I didn’t set out to write a revealing book necessarily, I just wanted to tell my story truthfully. In fact, I didn’t know I was writing a book when I started. I’ve kept a journal since I was 8 years old and so I’ve always used writing as a way to express my frustrations and to celebrate my joys. It’s very cathartic. So it was a random Friday night and I was watching another episode of “Say Yes to the Dress,” and I was frustrated in my five-year relationship that seemed to be stalling. I got up from the couch and I just started writing and the next thing I know, I had written 20 pages.
I was very adamant about speaking my truth, especially as a Black woman. I wanted to showcase the fullness of my humanity because we don’t have many well-rounded representations of us in popular culture.
It didn’t seem revealing because these are the conversations I have with my girlfriends every day. We’re thinking about our careers, our families, our boyfriends if we’ll ever get married. If so, who is he, where is he? These are the conversations we’re having. I just chose to let everyone listen in on my experience.
You’ve said you shared your early draft with your mother. Can you share how having such a successful, dynamic and spiritual mother informed your views on marriage?
A lot of people have asked me, “Why does marriage matter so much to you?” And I totally get it; marriage is not a goal for every person and that’s OK. But for me, marriage is super important because I grew up in a household where I saw my mother have an amazing, fulfilling career and also come home and be a wife and a mother. It wasn’t always easy. It wasn’t always perfect, but I saw the possibility. So when you grow up and you see that it’s possible in practical and mechanical ways, you sort of say to yourself, “Yes, I can achieve this. I can emulate it. I want it for myself.”
What was your relationship epiphany?
I finally understood in my bones, in the deepness of my body, that I am enough. I was dating a person who loved me and cared for me but also wanted me to change. Sometimes, the people that we choose to love can be very well-meaning in wanting you to be different than you are, but if you can’t be your full and complete self then the relationship is a waste of time.
The book sort of explores the idea of shame and what shame will make you do, how shame will make you hide and bury parts of yourself. It sort of asks, “Why am I ashamed that a relationship that I wanted to lead to marriage didn’t work out? Why am I ashamed that I am single? Why am I ashamed that I chose not to marry this guy?” What are we telling single women about themselves? That they need someone else to be dope? I reject that.
I had to stop seeing myself through the lens of men and stop measuring my worth based on if they deemed me marriage material or not. I’ve learned to have the courage to become the authority on me. It is a knowing that cannot be shaken. I had to truly know that I am enough with or without anyone. I am complete. I am whole. I am good.
What do you want women to take away from your experience?

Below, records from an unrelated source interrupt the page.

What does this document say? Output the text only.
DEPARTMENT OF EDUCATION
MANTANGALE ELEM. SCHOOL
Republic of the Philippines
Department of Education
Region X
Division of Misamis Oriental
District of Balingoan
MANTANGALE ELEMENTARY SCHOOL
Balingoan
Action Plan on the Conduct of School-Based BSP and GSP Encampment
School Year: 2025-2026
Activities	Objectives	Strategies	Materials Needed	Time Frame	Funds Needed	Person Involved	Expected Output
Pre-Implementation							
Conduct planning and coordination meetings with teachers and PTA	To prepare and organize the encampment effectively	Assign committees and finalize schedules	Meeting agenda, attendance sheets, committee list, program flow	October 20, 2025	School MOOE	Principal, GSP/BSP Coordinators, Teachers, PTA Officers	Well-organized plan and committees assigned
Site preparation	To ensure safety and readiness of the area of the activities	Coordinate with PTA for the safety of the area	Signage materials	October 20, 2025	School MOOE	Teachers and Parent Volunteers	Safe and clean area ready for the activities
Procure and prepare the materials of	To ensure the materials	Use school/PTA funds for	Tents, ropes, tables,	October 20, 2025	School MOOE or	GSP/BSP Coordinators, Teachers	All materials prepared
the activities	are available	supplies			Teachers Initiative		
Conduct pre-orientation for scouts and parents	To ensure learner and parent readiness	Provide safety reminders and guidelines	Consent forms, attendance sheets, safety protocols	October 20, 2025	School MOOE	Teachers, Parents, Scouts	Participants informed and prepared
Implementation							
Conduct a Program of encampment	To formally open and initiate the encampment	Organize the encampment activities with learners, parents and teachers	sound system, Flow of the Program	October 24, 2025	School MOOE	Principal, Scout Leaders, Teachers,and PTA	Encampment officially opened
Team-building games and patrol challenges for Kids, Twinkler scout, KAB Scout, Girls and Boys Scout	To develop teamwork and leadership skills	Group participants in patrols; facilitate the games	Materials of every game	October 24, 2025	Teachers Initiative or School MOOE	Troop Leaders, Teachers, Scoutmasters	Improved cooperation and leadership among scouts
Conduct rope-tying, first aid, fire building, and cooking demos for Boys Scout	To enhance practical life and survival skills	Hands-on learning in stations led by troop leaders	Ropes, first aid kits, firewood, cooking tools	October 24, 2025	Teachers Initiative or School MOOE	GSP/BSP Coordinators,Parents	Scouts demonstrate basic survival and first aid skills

I hope my memoir sparks honest conversations. In my job at ABC News, I interview people who have recently become engaged probably every day, and I often ask them, “Who did you go to for advice on getting engaged or married?” Oftentimes, they’ll say I didn’t talk to anyone about it or I spoke to my friends about it instead of like their elders, who probably have mountains of wisdom within them. And so I feel like it’s an important conversation we’re not having. Part of that reason is [the] shame, right? Society tells women that they should be ashamed that they desire marriage, but it also encourages them to marry. But if you want marriage don’t tell anybody you want marriage because then you’re desperate or pressed or something must be wrong with you that you’re not already married. And so I think that we need to break those bonds of shame and actually have these conversations about what some may call the most important relationship that you’ll have.
Are there any insights for men?
It’s funny. I’ve talked to several of my guy friends about early versions of the book and all of them have said, ‘Wow, I thought men had it hard and I see women have it a lot harder.’ It’s not a competition about who has it the worst in relationships, but I do think the memoir allows men to have a better understanding about what it is that we really go through. One of my guy friends has a lot more empathy for his girlfriend now and wants to have more open conversations about the timing of their lives, you know, when they plan to marry.
Marriage has come a long way from our mothers’ generation. It is indeed more equitable, but that equity stops at marriage’s inception — the engagement process. Because society still tells women that only men can propose. People will look at you crazy if you say, “Hey, I just bought a ring and I’m going to propose to my boyfriend.” And so I hope this book allows us to sort of challenge those gender roles. If we say that we have equal partnerships, let’s really put that into action.
I don’t want to spoil the ending of the book, but it ends with me at a wedding. Not much has changed since that scene. I don’t mean to be coy, but — God is good — I’m happy and in a very fulfilling relationship.